The strategy most people adopt is to struggle, sacrifice and be tough minded; using all our willpower to stop one behaviour and start another. Whether that’s giving up sugar, wine or some other vice or starting exercise, study or healthy eating. Of course at work it is no different. Resolutions happen there too; from leaving on time to connecting with the team more, to clearing the email in-box.
The trouble with using willpower is that we as humans are not really built for it. Thinking about stopping behaviour only increases the networks in the brain that reinforce the old habit. It is much easier to start something new and to let the old habit wither away. And willpower is weak in the face of embedded habits as it takes a lot of brain energy. Willpower is also prone to fail when depleted by stress, when we are tired or hungry.
Embedding new habits can be tough to do. Some research which is intriguing, and I have found works is the work of B J Fogg at Stanford. His research on tiny habits may be useful to you too as you plan your resolutions. Planning is important in the approach, just stating on New Year’s Eve what you intend will never be enough.
Fogg calls the approach ‘Tiny habits’. You start doing something small that becomes a habit. The method is to make a clear statement of the new behaviour you want. State the cue, the thing that will remind you to undertake the new behaviour and the behaviour itself. So for example ‘After I clean my teeth I will floss one tooth’. The trick is to make the new behaviour tiny. I mean really tiny. Another example might be ‘Once I open my email I will clear the first three emails in the box’. The cue must be something you already do, like clean your teeth or open your email app.
My experience is that the cue is really important. It needs to be deeply rooted, something you always do, and it needs to trigger you to remember to do the new habit. Fogg also recommends you set things up to make it easy for yourself. So for example if you are going to start flossing your tooth have the floss in sight on the bathroom shelf, if it is practicing your piano cords pick a cue that is near the piano so you don’t get distracted moving from one room to another. If it’s talking to your team each day pick a time and preceding activity that you know you will always be doing. Like straight after you take your coat off.

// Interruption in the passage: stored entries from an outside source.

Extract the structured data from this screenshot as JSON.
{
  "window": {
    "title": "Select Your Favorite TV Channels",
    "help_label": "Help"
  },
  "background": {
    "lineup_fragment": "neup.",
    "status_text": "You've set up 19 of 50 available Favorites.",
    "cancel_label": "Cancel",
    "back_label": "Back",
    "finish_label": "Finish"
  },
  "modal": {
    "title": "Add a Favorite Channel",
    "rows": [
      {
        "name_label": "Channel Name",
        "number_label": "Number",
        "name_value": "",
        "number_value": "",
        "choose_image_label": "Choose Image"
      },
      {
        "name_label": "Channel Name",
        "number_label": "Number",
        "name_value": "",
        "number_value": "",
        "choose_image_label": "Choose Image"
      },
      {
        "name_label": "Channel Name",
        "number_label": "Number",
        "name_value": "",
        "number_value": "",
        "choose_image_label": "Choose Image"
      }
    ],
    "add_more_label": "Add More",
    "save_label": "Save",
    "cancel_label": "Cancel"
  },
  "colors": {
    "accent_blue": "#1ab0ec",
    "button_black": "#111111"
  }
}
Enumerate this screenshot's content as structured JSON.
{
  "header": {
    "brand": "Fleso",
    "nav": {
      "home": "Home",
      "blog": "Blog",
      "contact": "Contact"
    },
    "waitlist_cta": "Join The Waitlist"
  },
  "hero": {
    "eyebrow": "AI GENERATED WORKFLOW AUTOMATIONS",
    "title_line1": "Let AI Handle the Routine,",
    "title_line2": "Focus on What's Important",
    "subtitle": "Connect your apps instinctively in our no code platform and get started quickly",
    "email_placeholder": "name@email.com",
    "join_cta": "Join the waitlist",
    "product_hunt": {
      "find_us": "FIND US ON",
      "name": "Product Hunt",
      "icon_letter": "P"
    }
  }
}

What seems to happen, at least this was my experience, is the smallness of the new behaviour prevents you from making up excuses about why you can’t do it and once you start doing it you are so pleased with yourself that you extend the behaviour; one tooth become the whole mouth. You think “why not I have the floss in my hand”. Talking to one team members becomes a second and soon you have covered the whole team. And if you do only carry out the one tooth floss there is no failure. You have done what you promised yourself.
The final part of the method is to give yourself a mental high five or pat on the back when you have carried out the new behaviour. Say ‘well done’ or whatever. This produces a shot of dopamine in the brain and makes you feel good, encouraging you to do the activity again to get the mental reward.
Part of the advice is also to experiment with getting the cue and the routine just right, its important not to give up just because you slipped up on one day. in other words give yourself a break and reset. Try it you may surprise yourself and within a few days be routinely doing that exercise, flossing or have an empty inbox.